En tout et pour tout, 1.586 Luxembourgeois ont été déportés au seul camp de Hinzert: 76 y sont morts et un nombre important des autres a été déporté de Hinzert dans des camps de concentration nazis en Allemagne, France, Autriche, etc.
La résistance ayant été une décision individuelle prise dans des conditions périlleuses interdisant toute publicité, on est longtemps resté dans l’ignorance des chiffres réels. Dans son livre Histoire du Luxembourg, paru en 2013, le professeur Michel Pauly écrit que, sur une population totale de 290.000 personnes au début de la Seconde Guerre mondiale, les chiffres suivants sont avérés:
- 3.963 personnes ont été déportées pour des raisons politiques – donc pour des faits de résistance contre l’oppresseur nazi – dans des camps de concentration comme Dachau, Buchenwald, Struthof, Mauthausen, Ravensbrück, Sachsenhausen… 791 d’entre eux n’ont pas survécu, dont les 76 prisonniers du camp de concentration de Hinzert;
- 4.136 personnes ont été déplacées pour des raisons politiques (154 personnes n’ont pas survécu à cette déportation (Ëmsiidlung) en Silésie (aujourd’hui: Pologne).
La politique de germanisation des nazis a forcé dans l'uniforme nazi un nombre tragique de jeunes Luxembourgeois! Là aussi les chiffres du professeur Pauly sont éloquents:
- 10.211 jeunes Luxembourgeois ont été enrôlés de force, dont 2.848 sont morts ou ont été portés disparus;
- 3.510 jeunes Luxembourgeois réfractaires qui ont réussi, avec '’aide de leurs familles et de la résistance d'échapper à la conscription militaire.
Parmi les Juifs qui habitaient au Luxembourg au moment de l'occupation du pays en mai 1940, tous n'ont pas réussi à quitter le Luxembourg à temps avant, mais 1.289 ont été déportés dans des camps de mise à mort ou des camps de concentration. Seuls 81 ont pu échapper à la mort.
Pour être complet,
- il faut aussi relever ceux qui s'étaient engagés comme volontaires pour défendre leur patrie dans les armées des Alliés: sur 584 engagés, 57 ont payé de leur vie leur combat;
- et il faut se souvenir des 3.614 femmes qui ont dû faire, contre leur gré, du Reicharbeitsdienst.
Il y a eu aussi des Luxembourgeois qui ont collaboré avec l’occupant nazi. Ce n’a jamais été un secret puisque dans les années qui suivirent la fin de la guerre, 5.721 personnes furent accusées de collaboration avec les nazis devant les tribunaux luxembourgeois. Presque la moitié, exactement 2.275 furent jugées coupables et condamnées. 12 condamnations à mort furent prononcées; 8 personnes ont effectivement été exécutées.

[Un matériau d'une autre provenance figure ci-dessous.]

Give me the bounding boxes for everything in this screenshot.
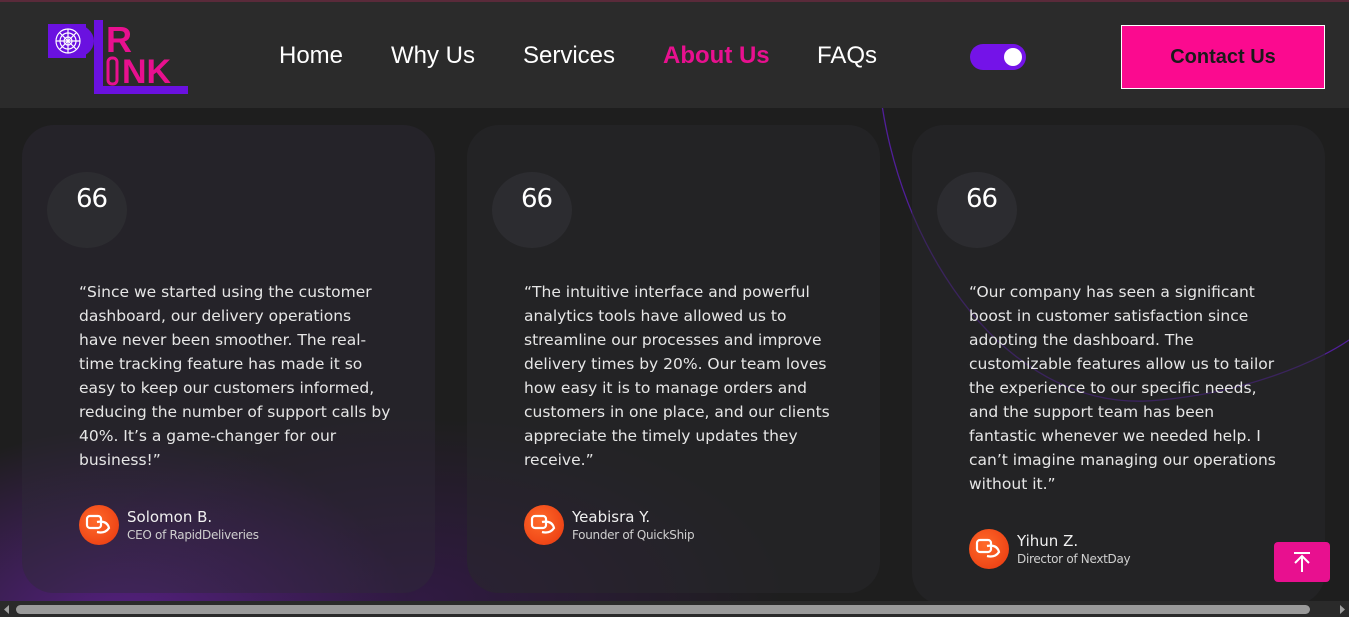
theme-toggle[interactable] <box>970 44 1026 70</box>
testimonial-card: 66 “Since we started using the customer … <box>22 125 435 593</box>
svg-text:NK: NK <box>122 53 172 91</box>
page: R NK Home Why Us Services About Us FAQs … <box>0 0 1349 617</box>
testimonial-author: Solomon B. CEO of RapidDeliveries <box>79 505 259 545</box>
avatar-icon <box>524 505 564 545</box>
author-name: Yihun Z. <box>1017 532 1079 550</box>
scroll-left-arrow-icon[interactable] <box>3 605 11 614</box>
testimonial-text: “Since we started using the customer das… <box>79 283 391 469</box>
horizontal-scrollbar[interactable] <box>0 601 1349 617</box>
nav-item-faqs[interactable]: FAQs <box>817 42 877 70</box>
nav-item-services[interactable]: Services <box>523 42 615 70</box>
testimonial-card: 66 “Our company has seen a significant b… <box>912 125 1325 605</box>
avatar-icon <box>969 529 1009 569</box>
author-name: Yeabisra Y. <box>572 508 651 526</box>
author-role: Founder of QuickShip <box>572 528 695 542</box>
quote-icon: 66 <box>47 172 127 248</box>
author-role: Director of NextDay <box>1017 552 1131 566</box>
toggle-knob <box>1004 48 1022 66</box>
quote-icon: 66 <box>492 172 572 248</box>
testimonial-text: “The intuitive interface and powerful an… <box>524 283 830 469</box>
arrow-up-icon <box>1294 552 1310 572</box>
testimonial-author: Yihun Z. Director of NextDay <box>969 529 1131 569</box>
testimonial-author: Yeabisra Y. Founder of QuickShip <box>524 505 695 545</box>
scroll-to-top-button[interactable] <box>1274 542 1330 582</box>
nav-item-why-us[interactable]: Why Us <box>391 42 475 70</box>
quote-icon: 66 <box>937 172 1017 248</box>
testimonial-text: “Our company has seen a significant boos… <box>969 283 1276 493</box>
nav-item-home[interactable]: Home <box>279 42 343 70</box>
contact-us-button[interactable]: Contact Us <box>1121 25 1325 89</box>
avatar-icon <box>79 505 119 545</box>
scroll-right-arrow-icon[interactable] <box>1338 605 1346 614</box>
scrollbar-thumb[interactable] <box>16 605 1310 614</box>
nav-item-about-us[interactable]: About Us <box>663 42 770 70</box>
testimonial-card: 66 “The intuitive interface and powerful… <box>467 125 880 593</box>
author-name: Solomon B. <box>127 508 213 526</box>
site-header: R NK Home Why Us Services About Us FAQs … <box>0 0 1349 108</box>
author-role: CEO of RapidDeliveries <box>127 528 259 542</box>
brand-logo[interactable]: R NK <box>46 20 190 96</box>
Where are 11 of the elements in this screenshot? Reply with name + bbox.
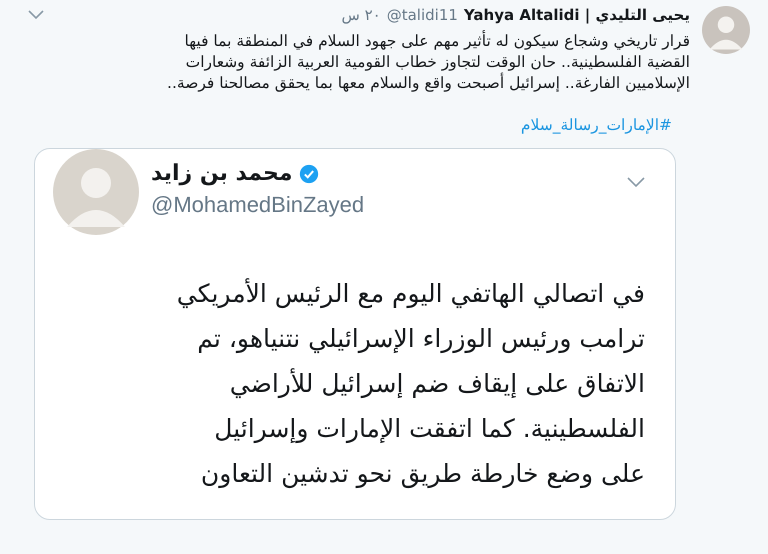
quoted-tweet-card[interactable] bbox=[34, 148, 676, 520]
quoted-author-name[interactable]: محمد بن زايد bbox=[151, 161, 292, 186]
author-handle: @talidi11 bbox=[386, 6, 458, 24]
caret-icon[interactable] bbox=[627, 177, 645, 188]
quoted-author-handle: @MohamedBinZayed bbox=[151, 192, 366, 218]
tweet-time[interactable]: ٢٠ س bbox=[342, 6, 381, 24]
quoted-tweet-text: في اتصالي الهاتفي اليوم مع الرئيس الأمريكي ترامب ورئيس الوزراء الإسرائيلي نتنياهو، تم الاتفاق على إيقاف ضم إسرائيل للأراضي الفلسطينية. كما اتفقت الإمارات وإسرائيل على وضع خارطة طريق نحو تدشين التعاون bbox=[176, 277, 645, 490]
avatar bbox=[702, 6, 750, 54]
author-name[interactable]: Yahya Altalidi | يحيى التليدي bbox=[464, 6, 690, 24]
caret-icon[interactable] bbox=[28, 10, 44, 20]
tweet-text: قرار تاريخي وشجاع سيكون له تأثير مهم على جهود السلام في المنطقة بما فيها القضية الفلسطينية.. حان الوقت لتجاوز خطاب القومية العربية الزائفة وشعارات الإسلاميين الفارغة.. إسرائيل أصبحت واقع والسلام معها بما يحقق مصالحنا فرصة.. bbox=[166, 31, 690, 94]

2) Comment en était-on arrivé là, dans ce pays qui venait de fêter le centenaire de son indépendance?
Après l'occupation militaire du pays par la Wehrmacht, le 10 mai 1940, il était encore permis de se bercer dans l'illusion que la situation de 1914 se répéterait: le Grand-Duché continuerait d'exister comme État plus ou moins souverain, en préservant sa neutralité et en restant ainsi en dehors du conflit armé.
Les mesures tendant à germaniser le pays, et à le soumettre au diktat nazi, qui s’accentuaient rapidement au cours des mois suivants ne laissaient cependant pas de doute: l'instauration d'un régime totalitaire et terroriste ne laissait plus de place à d’autres opinions. Les autres, c'étaient les "Sie bieten nicht die Gewähr" qui furent éliminés sans égards de la vie publique , auxquels il fut interdit d’exercer leur profession ou qui furent obligés de partir vers un exil en terres germaniques, c’étaient ceux qui faisaient de la résistance dans la clandestinité et qui, s'ils se faisaient prendre, subissaient les interrogatoires et les tortures pour passer en prison, et, dans la foulée, aboutissaient dans les camps de concentration, et c’étaient les les juifs qui, après l’application de la "Endlösung" n'avaient d’autre perspective que la mort.
Les habitants du territoire luxembourgeois, puisqu’ils n’avaient plus la possibilité de franchir librement les frontières pour se rendre sous des ciels plus cléments, avaient donc le choix de subir le régime qui s’instaurait et de vivoter sous la chape de plomb idéologique qui se mettait en place, d’entrer en collaboration, ou de faire de la résistance.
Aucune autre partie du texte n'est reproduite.